On Theory of Envelopes and its Applications
- December 29, 2020
- Posted by: RSIS Team
- Categories: IJRIAS, Mathematics
International Journal of Research and Innovation in Applied Science (IJRIAS) | Volume V, Issue XII, December 2020 | ISSN 2454–6186
On Theory of Envelopes and its Applications
Tasiu A. Yusuf and Usman Sanusi
Department of Mathematics and Statistics, Faculty of Natural and Applied Sciences,
Umaru Musa Yar’adua University, Katsina, Nigeria.
Abstract:-In this work, we formulate the renormalization group (RG) method for global analysis using the classical theory of envelope. Actually, what the RG method does is to construct an approximate but global solution from the ones with a local nature which was obtained in the perturbation theory. Finally, we gives some applications of theory of envelopes.
keywords:-Differential equations, envelopes, renormalization group.
Introduction
Most differential equations can not be solved exactly and can only be handled by various perturbation or asymptotic analysis. This is why perturbation theory and asymptotic analysis constitute such an important topic in mathematical physics and have applications to various natural sciences [9]. Perturbation theory usually refers to collection of iterative methods for the systematic analysis of global behaviour of differential equations. It usually proceeds by an identification of a small parameter, say ϵ, in the problem such that when ϵ = 0, the problem is exactly solvable. The global solution to the problem then can be studied via local analysis about ϵ and solution can be expressed by a regular perturbation expansion:
x(t) = x0(t) + ϵ x1(t) + ϵ2 x2(t) + ϵ3 x3(t) + • • • . (0.1)

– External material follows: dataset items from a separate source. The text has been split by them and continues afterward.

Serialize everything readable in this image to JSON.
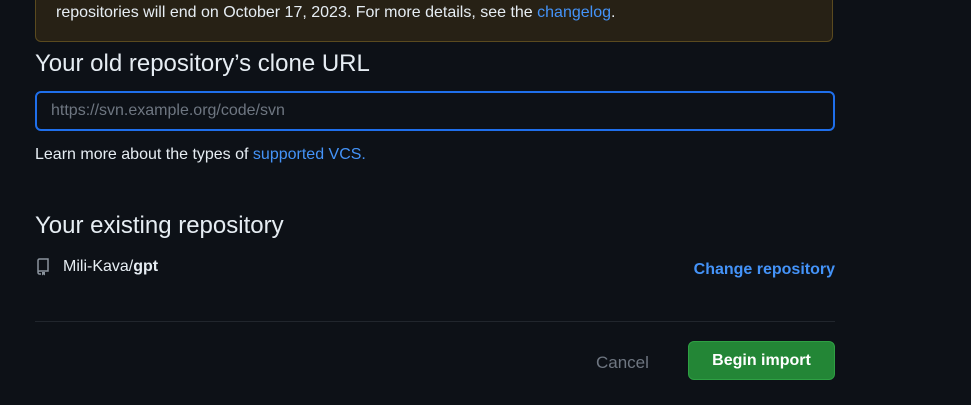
{
  "notice": {
    "text": "repositories will end on October 17, 2023. For more details, see the ",
    "link": "changelog",
    "suffix": "."
  },
  "clone_url": {
    "title": "Your old repository’s clone URL",
    "placeholder": "https://svn.example.org/code/svn",
    "value": "",
    "help_text": "Learn more about the types of ",
    "help_link": "supported VCS."
  },
  "existing_repo": {
    "title": "Your existing repository",
    "owner": "Mili-Kava/",
    "name": "gpt",
    "change_label": "Change repository"
  },
  "actions": {
    "cancel_label": "Cancel",
    "begin_label": "Begin import"
  },
  "colors": {
    "background": "#0d1117",
    "link": "#4493f8",
    "primary_button": "#238636",
    "input_focus_border": "#1f6feb"
  }
}
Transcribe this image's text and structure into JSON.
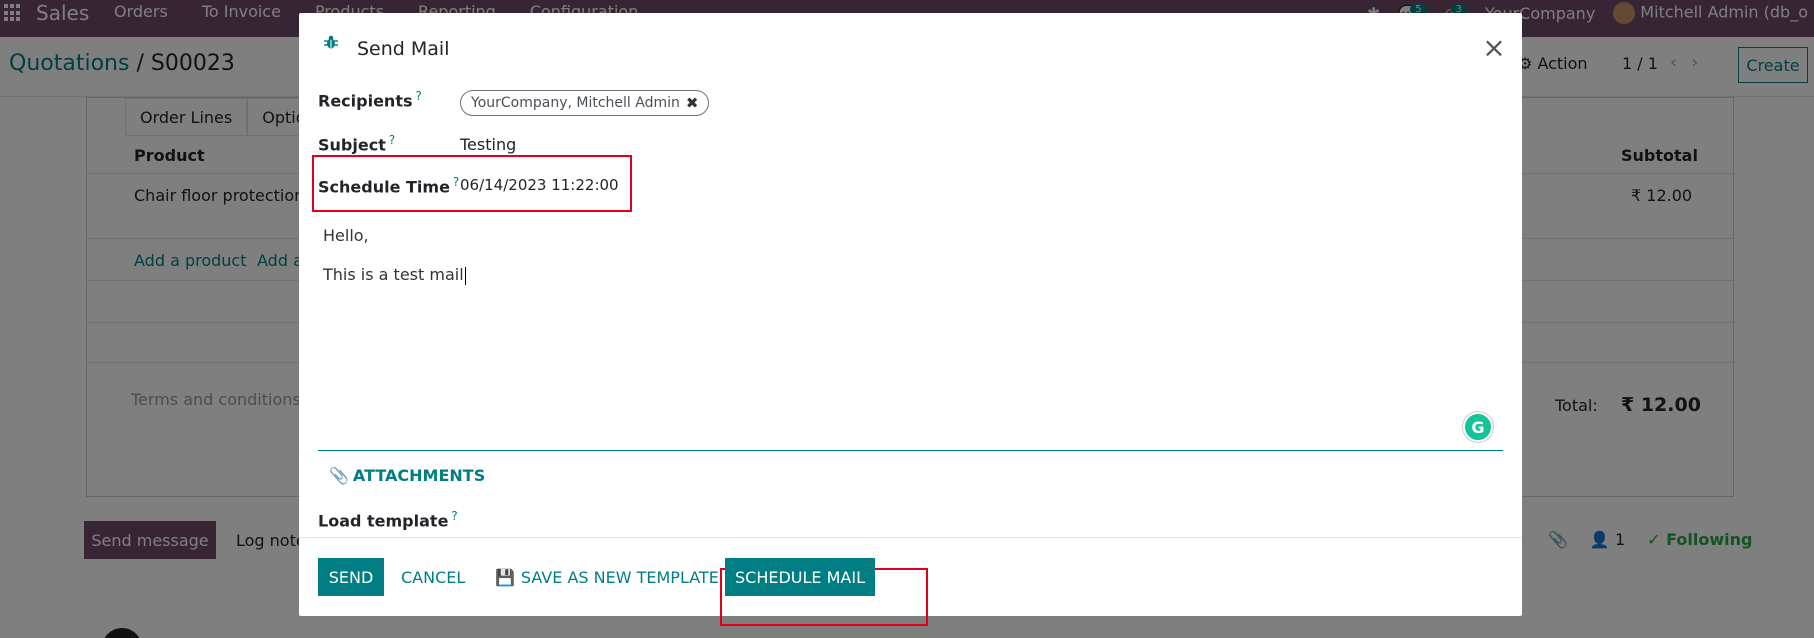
{
  "topbar": {
    "app_name": "Sales",
    "menu": [
      "Orders",
      "To Invoice",
      "Products",
      "Reporting",
      "Configuration"
    ],
    "messages_count": "5",
    "activities_count": "3",
    "company": "YourCompany",
    "user": "Mitchell Admin (db_o"
  },
  "control_panel": {
    "breadcrumb_parent": "Quotations",
    "breadcrumb_separator": "/",
    "breadcrumb_current": "S00023",
    "action_label": "Action",
    "pager": "1 / 1",
    "create_label": "Create"
  },
  "sheet": {
    "tabs": [
      "Order Lines",
      "Optio"
    ],
    "col_product": "Product",
    "col_subtotal": "Subtotal",
    "line_product": "Chair floor protection",
    "line_subtotal": "₹ 12.00",
    "add_product": "Add a product",
    "add_other": "Add a",
    "terms_placeholder": "Terms and conditions...",
    "total_label": "Total:",
    "total_value": "₹ 12.00"
  },
  "chatter": {
    "send_message": "Send message",
    "log_note": "Log note",
    "followers_count": "1",
    "following": "Following"
  },
  "modal": {
    "title": "Send Mail",
    "recipients_label": "Recipients",
    "recipient_tag": "YourCompany, Mitchell Admin",
    "subject_label": "Subject",
    "subject_value": "Testing",
    "schedule_label": "Schedule Time",
    "schedule_value": "06/14/2023 11:22:00",
    "body_line1": "Hello,",
    "body_line2": "This is a test mail",
    "attachments_label": "ATTACHMENTS",
    "load_template_label": "Load template",
    "help_mark": "?",
    "send_label": "SEND",
    "cancel_label": "CANCEL",
    "save_template_label": "SAVE AS NEW TEMPLATE",
    "schedule_mail_label": "SCHEDULE MAIL"
  },
  "colors": {
    "primary": "#017e84",
    "brand": "#714b67",
    "highlight": "#e0001b"
  }
}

Such a series is called a perturbation series where xn(t) can always be computed in terms of x0, x1, • • • , xn−1 as long as the ϵ = 0 problem is exactly solvable. Usually when ϵ is small, it’s expected that only a few terms of the perturbation series are enough for a well approximated solution.
When the highest order derivative of a given differential equation is multiplied by a small parameter, ϵ, then the equation lead to narrow regions of rapid variation called boundary layers. Such cases constitute yet another class of problems where regular perturbation theory fails. In cases where the small parameter, ϵ → 0, boundary-layer techniques can be employed.
The recently developed of renormalization group (RG) method introduced by [1], opened a new direction of research in non-linear dynamics. They showed that RG can be used as that global and asymptotic analysis tool for ODEs and PDEs. What makes the method so powerful is it starts with a regular perturbation expansion and substitutes in the equation, then uses the renormalization transform that will deals with the secular terms and applies RG condition to obtain a valid solution.